In the Rockies, walkers encountered snowdrifts along the road "as high as the ceiling."

"We managed to survive a flood in Regina," Giguere said. "The whole TransCanada Highway was under water."

A story from the previous year kept him inspired.

A woman holding a three-year-old child greeted walkers in 2013 and told them she had met a Crossroads team while pregnant and considering abortion. Her encounter with the pro-life walkers on a previous trip had convinced her to keep the child she brought to meet them.

PIECE OF PAPER

Lindsay Sierhuis, 25, of Kelowna, B.C., said she decided to do the walk because she had met Crossroads walkers coming through her city in 2010.

"I kept a little piece of paper for four years; it was through them coming to my town I was exposed to the Crossroads mission," she said.

"It's been such a blessing," she said. "I'm just overjoyed with the providence of God and the immense gift that we have as Catholic Christians to be so bold for life."

Sierhuis appreciated the fact the walkers attended Mass every day. She said her spiritual life has grown as result of the pilgrimage, through prayer for the unborn and for conversion of those considering abortion.

GIFTS FROM PASSERSBY

Rachel Dennison, 24, recalled the joy of seeing so many people waving to them and offering them Gatorade. Someone stopped and gave the walkers a $500 cheque. Another time, a car full of young people stopped and handed them $20.

"As we walk, we witness," said Joseph Barrett of Montreal.

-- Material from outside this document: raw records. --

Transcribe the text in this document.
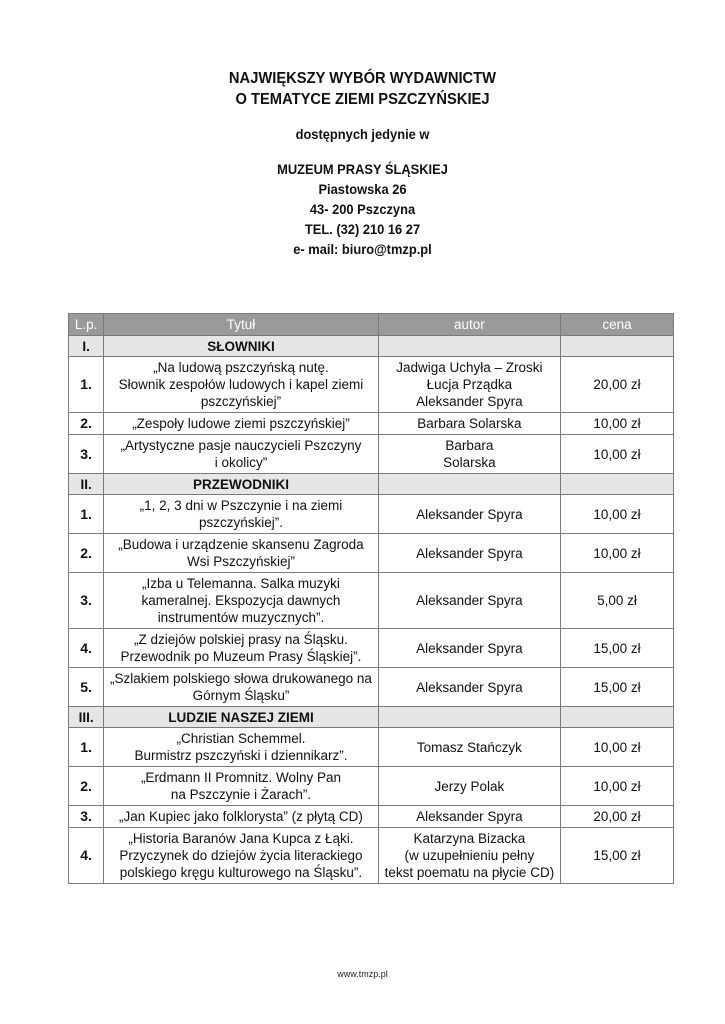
NAJWIĘKSZY WYBÓR WYDAWNICTW
O TEMATYCE ZIEMI PSZCZYŃSKIEJ
dostępnych jedynie w
MUZEUM PRASY ŚLĄSKIEJ
Piastowska 26
43- 200 Pszczyna
TEL. (32) 210 16 27
e- mail: biuro@tmzp.pl
L.p.	Tytuł	autor	cena
I.	SŁOWNIKI		
1.	„Na ludową pszczyńską nutę.
Słownik zespołów ludowych i kapel ziemi
pszczyńskiej”	Jadwiga Uchyła – Zroski
Łucja Prządka
Aleksander Spyra	20,00 zł
2.	„Zespoły ludowe ziemi pszczyńskiej”	Barbara Solarska	10,00 zł
3.	„Artystyczne pasje nauczycieli Pszczyny
i okolicy”	Barbara
Solarska	10,00 zł
II.	PRZEWODNIKI		
1.	„1, 2, 3 dni w Pszczynie i na ziemi
pszczyńskiej”.	Aleksander Spyra	10,00 zł
2.	„Budowa i urządzenie skansenu Zagroda
Wsi Pszczyńskiej”	Aleksander Spyra	10,00 zł
3.	„Izba u Telemanna. Salka muzyki
kameralnej. Ekspozycja dawnych
instrumentów muzycznych”.	Aleksander Spyra	5,00 zł
4.	„Z dziejów polskiej prasy na Śląsku.
Przewodnik po Muzeum Prasy Śląskiej”.	Aleksander Spyra	15,00 zł
5.	„Szlakiem polskiego słowa drukowanego na
Górnym Śląsku”	Aleksander Spyra	15,00 zł
III.	LUDZIE NASZEJ ZIEMI		
1.	„Christian Schemmel.
Burmistrz pszczyński i dziennikarz”.	Tomasz Stańczyk	10,00 zł
2.	„Erdmann II Promnitz. Wolny Pan
na Pszczynie i Żarach”.	Jerzy Polak	10,00 zł
3.	„Jan Kupiec jako folklorysta” (z płytą CD)	Aleksander Spyra	20,00 zł
4.	„Historia Baranów Jana Kupca z Łąki.
Przyczynek do dziejów życia literackiego
polskiego kręgu kulturowego na Śląsku”.	Katarzyna Bizacka
(w uzupełnieniu pełny
tekst poematu na płycie CD)	15,00 zł
www.tmzp.pl
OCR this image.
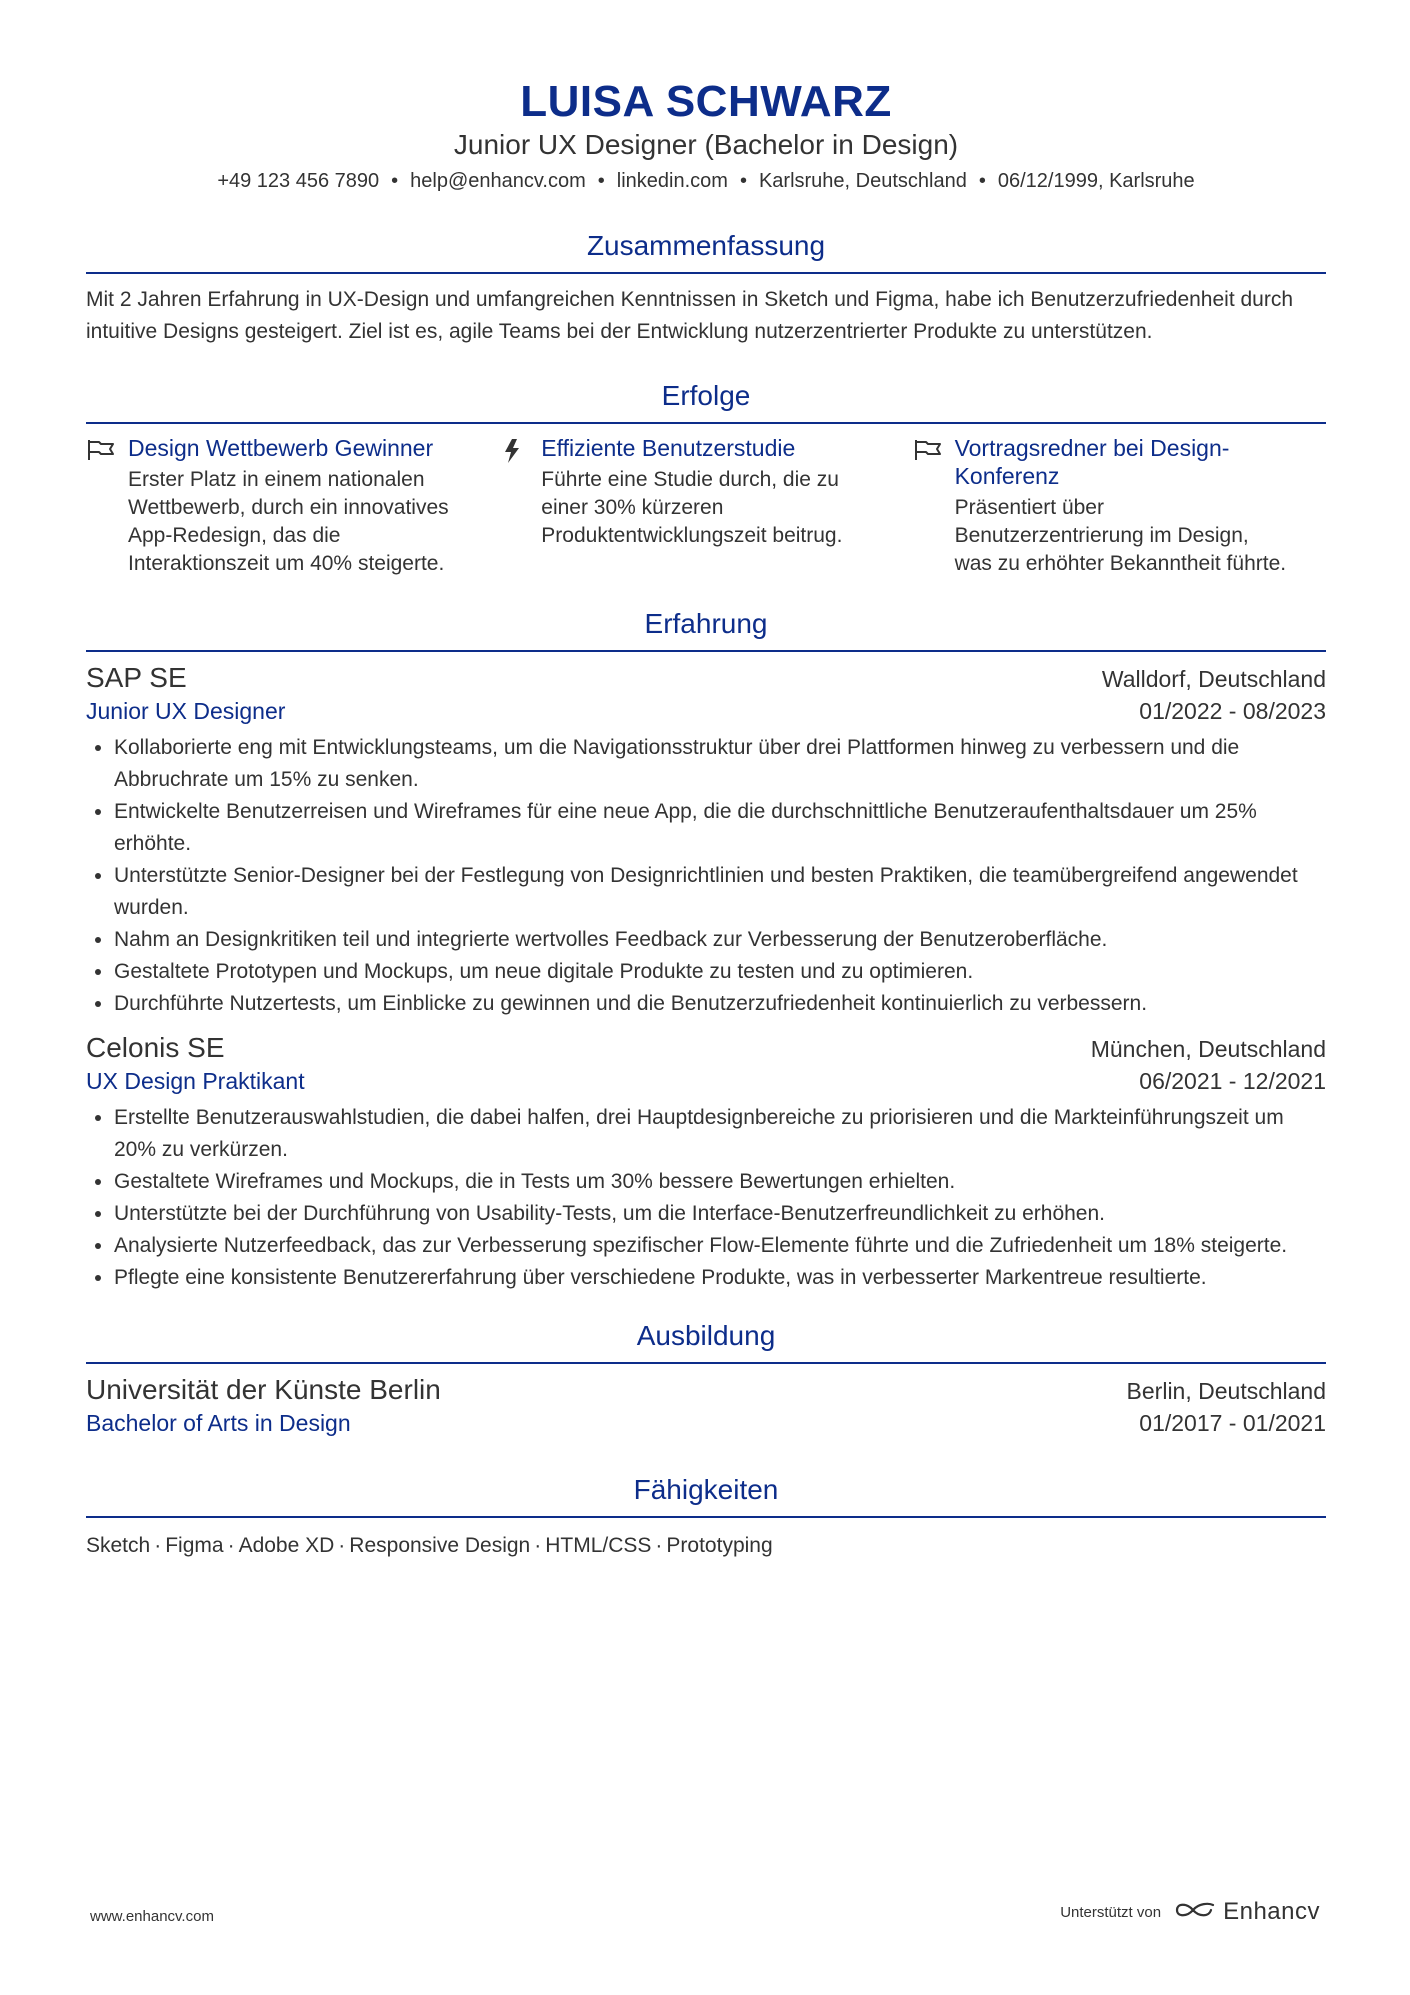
LUISA SCHWARZ
Junior UX Designer (Bachelor in Design)
+49 123 456 7890 • help@enhancv.com • linkedin.com • Karlsruhe, Deutschland • 06/12/1999, Karlsruhe
Zusammenfassung

Mit 2 Jahren Erfahrung in UX-Design und umfangreichen Kenntnissen in Sketch und Figma, habe ich Benutzerzufriedenheit durch intuitive Designs gesteigert. Ziel ist es, agile Teams bei der Entwicklung nutzerzentrierter Produkte zu unterstützen.

Erfolge
Design Wettbewerb Gewinner
Erster Platz in einem nationalen Wettbewerb, durch ein innovatives App-Redesign, das die Interaktionszeit um 40% steigerte.
Effiziente Benutzerstudie
Führte eine Studie durch, die zu einer 30% kürzeren Produktentwicklungszeit beitrug.
Vortragsredner bei Design-Konferenz
Präsentiert über Benutzerzentrierung im Design, was zu erhöhter Bekanntheit führte.
Erfahrung
SAP SE	Walldorf, Deutschland
Junior UX Designer	01/2022 - 08/2023
• Kollaborierte eng mit Entwicklungsteams, um die Navigationsstruktur über drei Plattformen hinweg zu verbessern und die Abbruchrate um 15% zu senken.
• Entwickelte Benutzerreisen und Wireframes für eine neue App, die die durchschnittliche Benutzeraufenthaltsdauer um 25% erhöhte.
• Unterstützte Senior-Designer bei der Festlegung von Designrichtlinien und besten Praktiken, die teamübergreifend angewendet wurden.
• Nahm an Designkritiken teil und integrierte wertvolles Feedback zur Verbesserung der Benutzeroberfläche.
• Gestaltete Prototypen und Mockups, um neue digitale Produkte zu testen und zu optimieren.
• Durchführte Nutzertests, um Einblicke zu gewinnen und die Benutzerzufriedenheit kontinuierlich zu verbessern.
Celonis SE	München, Deutschland
UX Design Praktikant	06/2021 - 12/2021
• Erstellte Benutzerauswahlstudien, die dabei halfen, drei Hauptdesignbereiche zu priorisieren und die Markteinführungszeit um 20% zu verkürzen.
• Gestaltete Wireframes und Mockups, die in Tests um 30% bessere Bewertungen erhielten.
• Unterstützte bei der Durchführung von Usability-Tests, um die Interface-Benutzerfreundlichkeit zu erhöhen.
• Analysierte Nutzerfeedback, das zur Verbesserung spezifischer Flow-Elemente führte und die Zufriedenheit um 18% steigerte.
• Pflegte eine konsistente Benutzererfahrung über verschiedene Produkte, was in verbesserter Markentreue resultierte.
Ausbildung
Universität der Künste Berlin	Berlin, Deutschland
Bachelor of Arts in Design	01/2017 - 01/2021
Fähigkeiten
Sketch · Figma · Adobe XD · Responsive Design · HTML/CSS · Prototyping
www.enhancv.com	Unterstützt von	Enhancv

He said he was surprised by the positive interaction and how they were told repeatedly: "This is a great thing you're doing and we're so glad you're doing it."

But the walk would not have been possible without the prayer support and encouragement of the people who stay in their dioceses "spreading the pro-life message day in and day out," Barrett said.

LITTLE CONFRONTATION

Colin Kaye, 21, said he expected much more confrontation. "I looked forward to it," he said.

But he joked that maybe because he's a "big guy with a big beard" people did not engaged him in arguments.

Instead he "took advantage of the silence" that allowed for "a lot of deep reflection."

Benjamin Dennison, 22, of Cobble Hill, B.C., said though it is a sacrifice to go on the three-month walk, "the only hard part is signing up."

"Once you start doing it, you are getting so much more out of then than what you put into it," he said.

Crossroads began in 1995 in response to Pope St. John Paul II's call at the Denver World Youth Day for youth to become more active in the fight against abortion. The first Canadian team set out in 2007.